The Week Ahead: Tesco results give insight into supermarket price war

 

Investors will get an idea of just how badly the price war among supermarkets is hitting bottom lines on Wednesday when Tesco reports first-quarter trading figures.

The Big Four supermarkets have been slashing prices in a bid to stem the tide of customers defecting to discounters such as Aldi and Lidl. The knock-on effect is lower sales receipts, and Shore Capital reckon Tesco’s mid-week numbers will be “grim”. The broker is forecasting a 3.5 per cent fall in sales, with the analyst Clive Black saying he “struggles to recall such weak sales”.

Bruno Monteyne at Bernstein predicts an even more eye-watering 4.1 per cent slump.

It’s a quiet start to the week today, with just a trading update from the patent translation company RWS Holdings.

The warehouse owner LondonMetric reports finals tomorrow, as does the steel giant Severfield-Rowen and water supplier Pennon. The heating and plumbing giant Wolseley also updates on trading.

Wednesday sees finals from Advanced Computer Software, the direct shopping group Findel, packaging business RPC, SME office space provider Workspace and Synergy Health.

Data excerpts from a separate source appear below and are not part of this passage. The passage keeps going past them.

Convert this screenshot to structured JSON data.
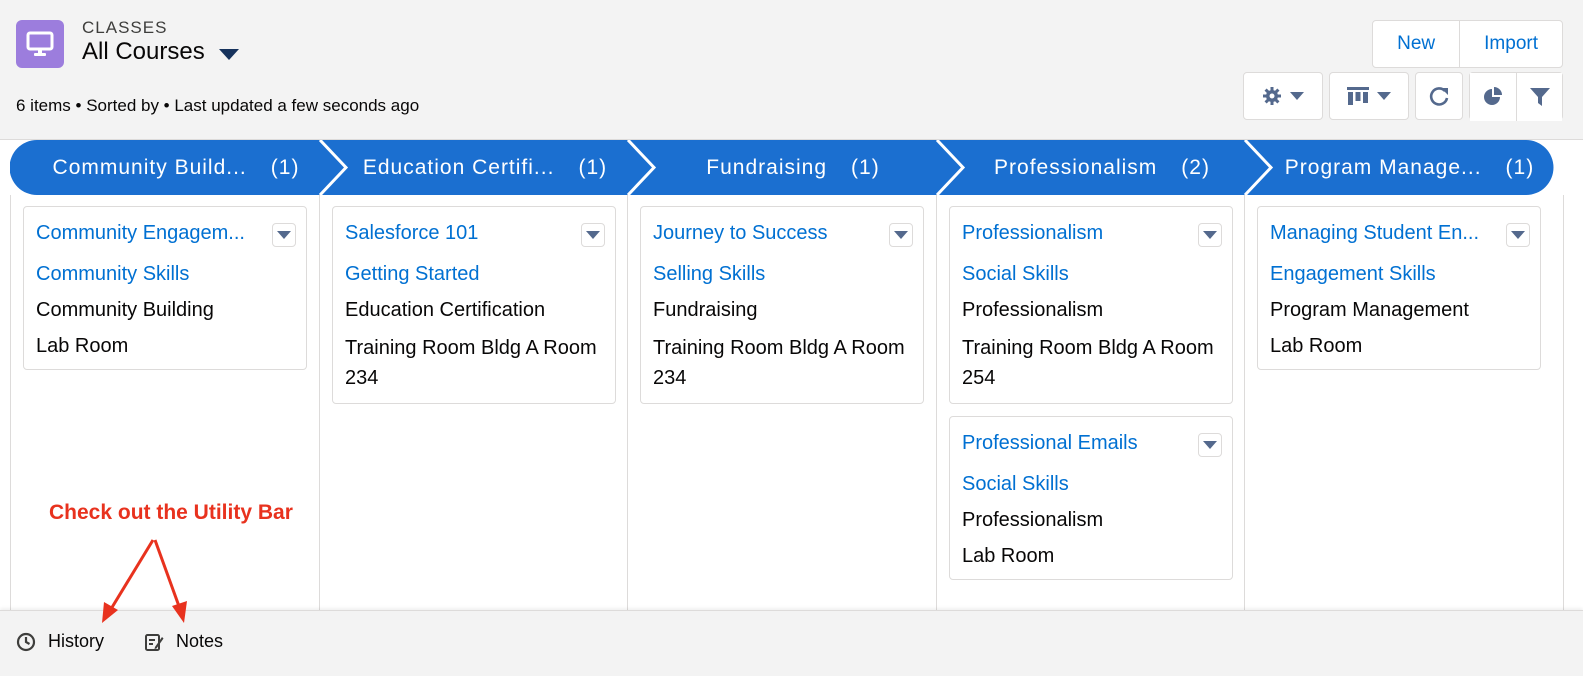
{
  "header": {
    "object_label": "CLASSES",
    "list_view_name": "All Courses",
    "meta": "6 items • Sorted by • Last updated a few seconds ago",
    "buttons": {
      "new": "New",
      "import": "Import"
    },
    "icon": "desktop-icon"
  },
  "path": [
    {
      "label": "Community Build...",
      "count": "(1)"
    },
    {
      "label": "Education Certifi...",
      "count": "(1)"
    },
    {
      "label": "Fundraising",
      "count": "(1)"
    },
    {
      "label": "Professionalism",
      "count": "(2)"
    },
    {
      "label": "Program Manage...",
      "count": "(1)"
    }
  ],
  "cards": [
    {
      "title": "Community Engagem...",
      "skill": "Community Skills",
      "category": "Community Building",
      "location": "Lab Room"
    },
    {
      "title": "Salesforce 101",
      "skill": "Getting Started",
      "category": "Education Certification",
      "location": "Training Room Bldg A Room 234"
    },
    {
      "title": "Journey to Success",
      "skill": "Selling Skills",
      "category": "Fundraising",
      "location": "Training Room Bldg A Room 234"
    },
    {
      "title": "Professionalism",
      "skill": "Social Skills",
      "category": "Professionalism",
      "location": "Training Room Bldg A Room 254"
    },
    {
      "title": "Professional Emails",
      "skill": "Social Skills",
      "category": "Professionalism",
      "location": "Lab Room"
    },
    {
      "title": "Managing Student En...",
      "skill": "Engagement Skills",
      "category": "Program Management",
      "location": "Lab Room"
    }
  ],
  "annotation": "Check out the Utility Bar",
  "utility_bar": {
    "history": "History",
    "notes": "Notes"
  },
  "colors": {
    "brand": "#0070d2",
    "path_fill": "#1b6fd0",
    "annotation": "#e8321e",
    "object_icon": "#9c7ddd"
  }
}
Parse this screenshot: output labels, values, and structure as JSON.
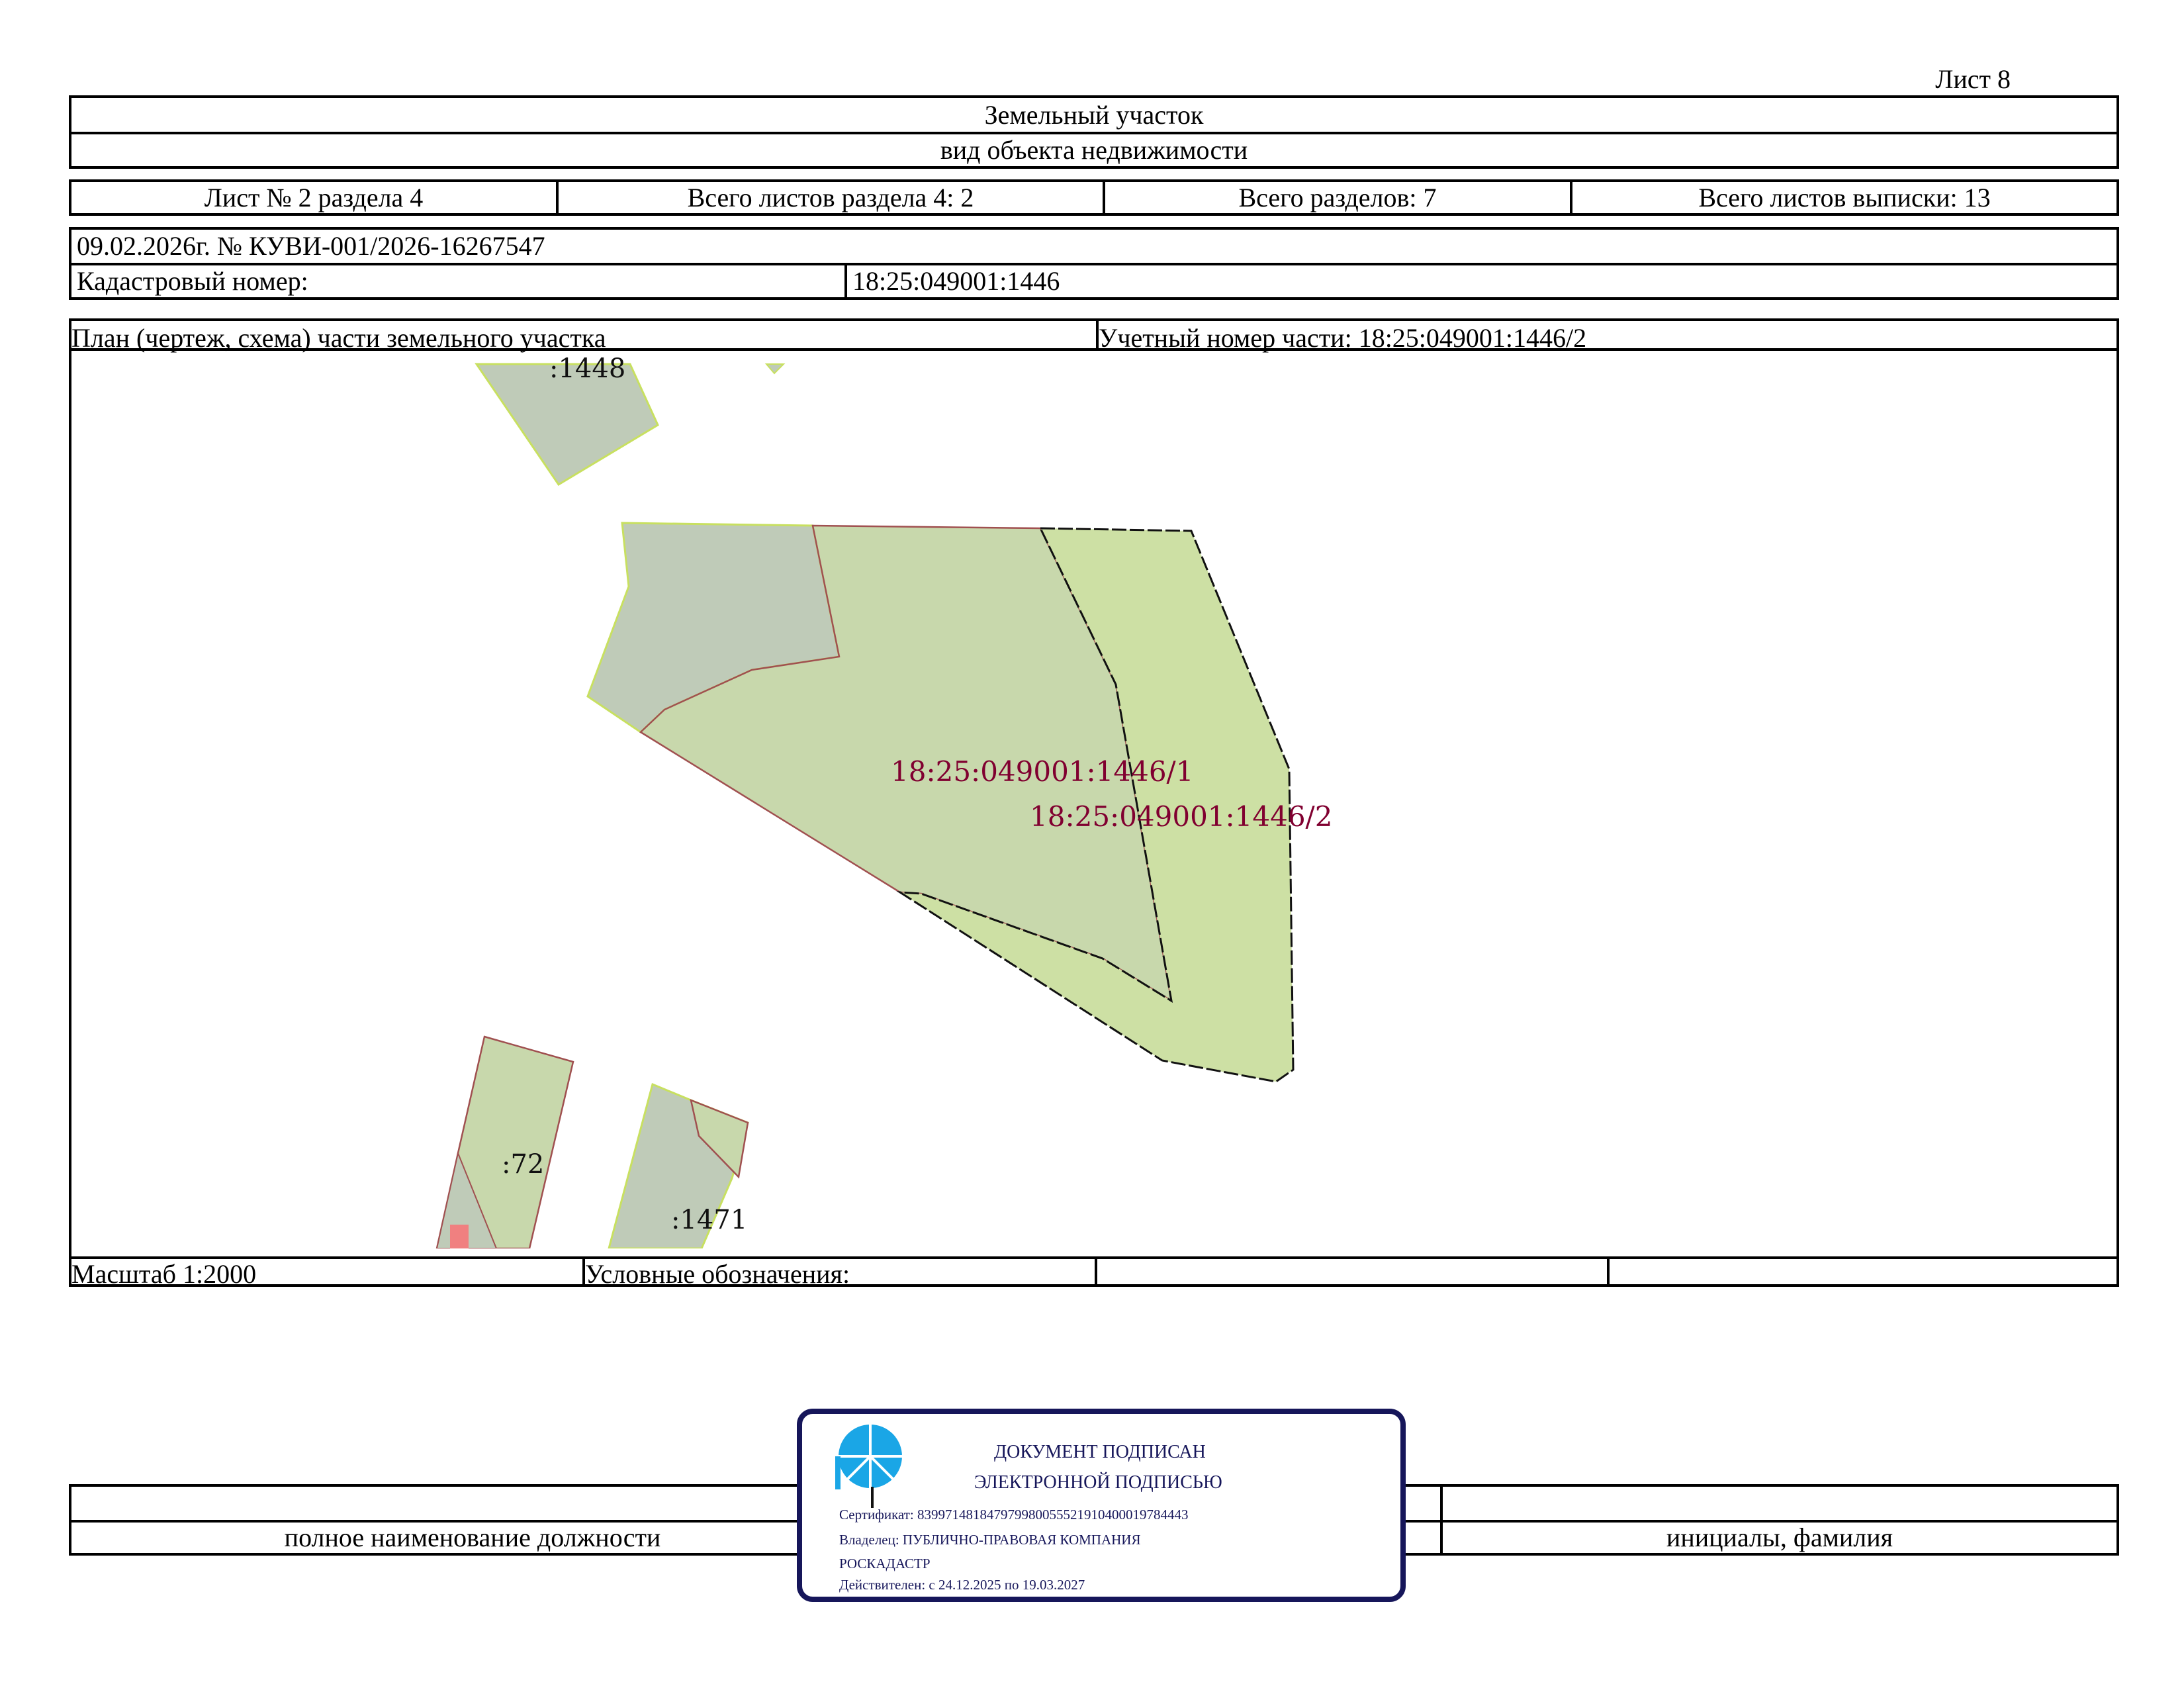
{
  "sheet_label": "Лист 8",
  "header": {
    "object_type": "Земельный участок",
    "object_type_caption": "вид объекта недвижимости"
  },
  "sheet_info": {
    "sheet_of_section": "Лист № 2 раздела 4",
    "total_sheets_section": "Всего листов раздела 4: 2",
    "total_sections": "Всего разделов: 7",
    "total_sheets_extract": "Всего листов выписки: 13"
  },
  "document": {
    "date_number": "09.02.2026г. № КУВИ-001/2026-16267547",
    "cadastral_label": "Кадастровый номер:",
    "cadastral_value": "18:25:049001:1446"
  },
  "plan": {
    "title": "План (чертеж, схема) части земельного участка",
    "part_number": "Учетный номер части: 18:25:049001:1446/2",
    "labels": {
      "part1": "18:25:049001:1446/1",
      "part2": "18:25:049001:1446/2",
      "parcel_1448": ":1448",
      "parcel_72": ":72",
      "parcel_1471": ":1471"
    },
    "colors": {
      "parcel_fill": "#bfcbb8",
      "part1_fill": "#c8d8ac",
      "part2_fill": "#cde0a4",
      "label_color": "#800030",
      "red_mark": "#f08080"
    }
  },
  "footer": {
    "scale": "Масштаб 1:2000",
    "legend": "Условные обозначения:",
    "position_caption": "полное наименование должности",
    "initials_caption": "инициалы, фамилия"
  },
  "stamp": {
    "line1": "ДОКУМЕНТ ПОДПИСАН",
    "line2": "ЭЛЕКТРОННОЙ ПОДПИСЬЮ",
    "certificate": "Сертификат: 839971481847979980055521910400019784443",
    "owner": "Владелец: ПУБЛИЧНО-ПРАВОВАЯ КОМПАНИЯ",
    "owner2": "РОСКАДАСТР",
    "valid": "Действителен: с 24.12.2025 по 19.03.2027",
    "border_color": "#16165a",
    "logo_color": "#1aa6e6"
  }
}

AO World will be hoping to prove the doubters wrong when it reports 2013 numbers on Thursday. The online fridge to washing machine retailer has underperformed since listing in February, falling below its 285p float price.

The other companies with full-year results that day are the catalytic convertor maker Johnson Matthey, electronic parts distributor Acal, foil and film manufacturer API Group and supply chain specialist Wincanton.

Management at the housebuilder Bellway will also update on performance, while easyJet publishes traffic figures for May.

Turning to Friday, the pub group and brewery Fuller, Smith & Turner hands in 12-months figures, as does the IT and communications group KCom.

In economic news, Mario Draghi’s speech on Thursday will be closely watched, with the ECB president expected to introduce measures to stave off eurozone deflation. If he doesn’t, markets could face a sharp correction.